Lo scorso gennaio, Chedonna aveva parlato della nuova applicazione per Smartphone, attivata dal social network Facebook, negli Stati Uniti denominata “Amber Alerts” tesa ad aiutare nelle ricerche dei bambini scomparsi.
Un fenomeno sempre più crescente a livello globale e nazionale, così come si desume anche dai dati ufficiali del governo italiano per cui dal 1 gennaio 1974 al 30 giugno 2013, in Italia sarebbero scomparsi 11’615 bambini e solo nel 2013, si sono perse le tracce di 695 minori contro i 601 del 2012.
Scomparse minori e i pericoli dei social network
Molto spesso ci dimentichiamo di queste tragedie vissute dalle famiglie, se non fossero casi eclatanti come la piccola Denise Pipitone.

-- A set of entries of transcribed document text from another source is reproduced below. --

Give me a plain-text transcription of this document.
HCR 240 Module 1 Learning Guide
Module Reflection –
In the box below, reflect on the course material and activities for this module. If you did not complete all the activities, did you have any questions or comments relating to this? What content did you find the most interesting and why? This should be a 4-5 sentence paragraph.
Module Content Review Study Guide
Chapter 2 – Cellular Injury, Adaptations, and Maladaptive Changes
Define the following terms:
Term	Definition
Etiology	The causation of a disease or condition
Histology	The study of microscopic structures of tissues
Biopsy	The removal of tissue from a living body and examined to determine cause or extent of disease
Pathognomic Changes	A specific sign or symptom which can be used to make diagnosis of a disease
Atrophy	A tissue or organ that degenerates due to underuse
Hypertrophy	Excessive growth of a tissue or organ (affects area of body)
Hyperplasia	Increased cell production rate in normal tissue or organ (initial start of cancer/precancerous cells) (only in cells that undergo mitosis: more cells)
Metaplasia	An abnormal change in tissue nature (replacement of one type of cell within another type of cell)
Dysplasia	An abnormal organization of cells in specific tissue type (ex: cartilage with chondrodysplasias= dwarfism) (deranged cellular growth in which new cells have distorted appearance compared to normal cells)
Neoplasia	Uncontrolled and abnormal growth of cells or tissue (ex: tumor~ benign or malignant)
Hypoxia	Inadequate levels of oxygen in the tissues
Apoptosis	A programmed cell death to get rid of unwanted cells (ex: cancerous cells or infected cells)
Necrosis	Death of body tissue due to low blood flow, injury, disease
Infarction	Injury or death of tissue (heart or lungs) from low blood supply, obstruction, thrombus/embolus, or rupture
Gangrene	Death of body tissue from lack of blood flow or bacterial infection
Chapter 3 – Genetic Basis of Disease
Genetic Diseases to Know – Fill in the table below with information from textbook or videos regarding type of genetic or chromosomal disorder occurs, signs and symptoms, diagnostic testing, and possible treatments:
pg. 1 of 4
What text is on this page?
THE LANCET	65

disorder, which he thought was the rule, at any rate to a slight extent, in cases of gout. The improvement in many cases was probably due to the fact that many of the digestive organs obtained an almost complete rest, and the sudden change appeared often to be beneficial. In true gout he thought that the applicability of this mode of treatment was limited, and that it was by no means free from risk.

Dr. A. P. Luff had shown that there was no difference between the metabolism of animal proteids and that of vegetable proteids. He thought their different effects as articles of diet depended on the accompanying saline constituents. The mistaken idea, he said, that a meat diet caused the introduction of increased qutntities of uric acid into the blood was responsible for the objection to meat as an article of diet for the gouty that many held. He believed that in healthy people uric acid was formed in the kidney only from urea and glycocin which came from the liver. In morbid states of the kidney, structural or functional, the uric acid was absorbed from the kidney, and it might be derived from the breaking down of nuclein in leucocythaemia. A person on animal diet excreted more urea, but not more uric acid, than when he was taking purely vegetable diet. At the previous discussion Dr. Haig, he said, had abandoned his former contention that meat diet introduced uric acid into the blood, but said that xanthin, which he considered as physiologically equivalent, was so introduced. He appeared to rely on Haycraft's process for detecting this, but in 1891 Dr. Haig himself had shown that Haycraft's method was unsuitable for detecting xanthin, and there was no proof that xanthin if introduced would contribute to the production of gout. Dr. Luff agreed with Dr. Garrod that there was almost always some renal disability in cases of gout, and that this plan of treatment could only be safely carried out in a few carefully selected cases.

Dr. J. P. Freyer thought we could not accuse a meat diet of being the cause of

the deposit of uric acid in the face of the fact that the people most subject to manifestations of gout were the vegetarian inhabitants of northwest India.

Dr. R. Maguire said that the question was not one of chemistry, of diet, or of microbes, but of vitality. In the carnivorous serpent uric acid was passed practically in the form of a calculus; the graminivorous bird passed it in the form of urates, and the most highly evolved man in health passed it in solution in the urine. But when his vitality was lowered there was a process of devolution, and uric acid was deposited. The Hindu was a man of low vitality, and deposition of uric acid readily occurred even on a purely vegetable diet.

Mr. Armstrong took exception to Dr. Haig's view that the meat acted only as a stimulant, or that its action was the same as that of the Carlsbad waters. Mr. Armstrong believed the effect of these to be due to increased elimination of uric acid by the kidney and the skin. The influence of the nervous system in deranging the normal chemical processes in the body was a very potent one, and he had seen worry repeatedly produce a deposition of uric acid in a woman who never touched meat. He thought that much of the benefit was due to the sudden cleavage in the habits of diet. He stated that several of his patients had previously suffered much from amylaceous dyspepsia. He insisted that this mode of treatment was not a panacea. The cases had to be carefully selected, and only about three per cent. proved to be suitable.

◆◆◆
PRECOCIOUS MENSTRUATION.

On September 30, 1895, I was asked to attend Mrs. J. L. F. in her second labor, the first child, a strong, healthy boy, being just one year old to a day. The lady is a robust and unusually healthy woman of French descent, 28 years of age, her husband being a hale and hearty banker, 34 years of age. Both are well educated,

Ma c’è chi continua silenziosamente a lavorare sui questi casi tra scomparse e violenze, emerse anche da indagini penali per sfruttamento sessuale di minore. Anche in questo caso, sono aumentati i reati di pedofilia nel Belpaese soprattutto nei confronti dei bambini tra i 0-3 anni, come recentemente illustrato dal Rapporto Meter.
Se da una parte la polizia postale ha avviato numerose campagne di sensibilizzazione sul tema evidenziando i pericoli della rete e dei social per i minori che rischiano di essere facili prede, dall’altra gli scafali continuano a riempirsi di schede con liste di bambini di cui non si hanno più notizie, divisi per età, area geografica e tipologia familiare, con tanto di fotografie segnaletiche del minore, rapito nel periodo della sua innocenza, dove lo si vede felice, magari in riva al mare o all’ingresso della scuola.
Elementi che aiutano a capire alcune dinamiche e a localizzare attraverso i legami di parentela dove possa essere scomparso il minore.
In questo drammatico scenario, gli esperti ricordano anche quell’universo di criminali depravati che, fingendosi spesso un’altra persona, cercano le loro vittime, tentando di adescarli attraverso i più disparati canali, a cominciare dalla rete e di conseguenza i social network.
Come prevenire i pericoli della diffusione di immagini dei minori
Ecco perché non solo dal punto di vista mediatico, nel settore del giornalismo, è stata firmata la Carta di Treviso, per rispetto della privacy delle famiglie delle vittime, mirata alla tutela dei minori per cui è vietato diffondere fotografie di minori coinvolti in vicende di cronaca o in altri casi.
Dal punto di vista dei social network, il pericolo invece è sempre in agguato in quanto i bambini possono essere facilmente individuati e localizzati attraverso la diffusione delle fotografie per cui i criminali elaborano dei veri e propri screening dei profili dei genitori o amici. Non a caso la Carta di Treviso indica dal punto di vista giornalistico che “va … evitata la pubblicazione di tutti gli elementi che possano con facilità portare alla … identificazione [del minore], quali le generalità dei genitori, l’indirizzo dell’abitazione o della residenza, la scuola, la parrocchia o il sodalizio frequentati, e qualsiasi altra indicazione o elemento: foto e filmati televisivi non schermati, messaggi e immagini on-line che possano contribuire alla sua individuazione”.
Un principio che gli esperti invitano a seguire anche da chi è genitore o ha minori in famiglia, invitandoli pertanto a fare massima attenzione nella divulgazione delle foto dei bimbi, inserendole in un album con accesso riservato ai parenti più stretti, invitando gli stessi alla non condivisione e alla non memorizzazione dell’immagine sul proprio hard disk.